|zpravodaj ČSKI - leden 2008 [ pdf ]|
datum: 15.1.2008 v 14:00
název: Bayesian merging of multiple advices and its application to a cold rolling mill
přednášející: Václav Šmíd (UTIA) ,
Pavel Ettler (UTIA)
místo konání: UTIA, 4.patro, místnost č.474
souhrn: A decision-support system for operators of a cold rolling mill was build within the EU project ProDaCTool. Since then, the original system was enhanced by improved versions of the underlying algorithms and modified to carry out experiments in simulated environment.
The main focus of the development was experimental evaluation and validation of 18 advisory strategies based on different modelling assumptions. The resulting advisers were run in parallel and appropriateness of their advices was evaluated. Since some assumptions may be more suitable in different working regimes we also consider merging of these systems into one advanced adviser.

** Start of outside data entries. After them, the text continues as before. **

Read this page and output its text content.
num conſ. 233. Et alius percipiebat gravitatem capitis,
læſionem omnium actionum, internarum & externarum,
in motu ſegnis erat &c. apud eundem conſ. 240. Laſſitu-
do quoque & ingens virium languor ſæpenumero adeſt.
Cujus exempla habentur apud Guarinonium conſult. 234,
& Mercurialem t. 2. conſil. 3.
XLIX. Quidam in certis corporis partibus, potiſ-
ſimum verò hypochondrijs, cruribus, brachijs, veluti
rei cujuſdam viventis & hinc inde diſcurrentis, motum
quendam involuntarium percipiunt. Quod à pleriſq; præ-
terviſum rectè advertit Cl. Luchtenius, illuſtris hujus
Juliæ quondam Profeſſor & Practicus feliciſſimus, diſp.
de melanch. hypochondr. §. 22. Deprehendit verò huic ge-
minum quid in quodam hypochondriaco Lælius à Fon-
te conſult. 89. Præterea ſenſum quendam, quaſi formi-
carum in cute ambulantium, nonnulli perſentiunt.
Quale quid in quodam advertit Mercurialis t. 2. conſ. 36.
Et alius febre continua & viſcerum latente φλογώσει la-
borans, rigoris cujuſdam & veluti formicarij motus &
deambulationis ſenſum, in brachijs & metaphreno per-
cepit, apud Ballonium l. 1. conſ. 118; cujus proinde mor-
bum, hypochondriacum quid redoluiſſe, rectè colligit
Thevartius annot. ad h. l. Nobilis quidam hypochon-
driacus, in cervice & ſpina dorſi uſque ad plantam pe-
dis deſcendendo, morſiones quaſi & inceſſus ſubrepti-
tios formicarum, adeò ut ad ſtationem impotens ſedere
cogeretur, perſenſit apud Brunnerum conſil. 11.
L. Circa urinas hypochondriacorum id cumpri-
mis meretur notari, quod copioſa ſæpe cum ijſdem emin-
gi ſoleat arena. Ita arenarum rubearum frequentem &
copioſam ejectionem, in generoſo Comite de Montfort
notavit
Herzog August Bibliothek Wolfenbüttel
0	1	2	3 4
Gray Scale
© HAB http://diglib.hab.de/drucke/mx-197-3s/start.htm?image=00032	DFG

The merged adviser is designed as follows:
(i) a parametric model of the relation between performance of the operator and closeness of the provided advices to the operators decisions is chosen,
(ii) parameters of the model are evaluated for each of the 18 advisers using Bayesian approach, and
(iii) the merged advice is chosen as the one which, if followed, yields the best expected system performance. The approach is general enough to be used in many similar problems.
In the talk, we would present the underlying theory in tandem with demonstration of the software for the industrial advising system using recorded data from a cold rolling mill.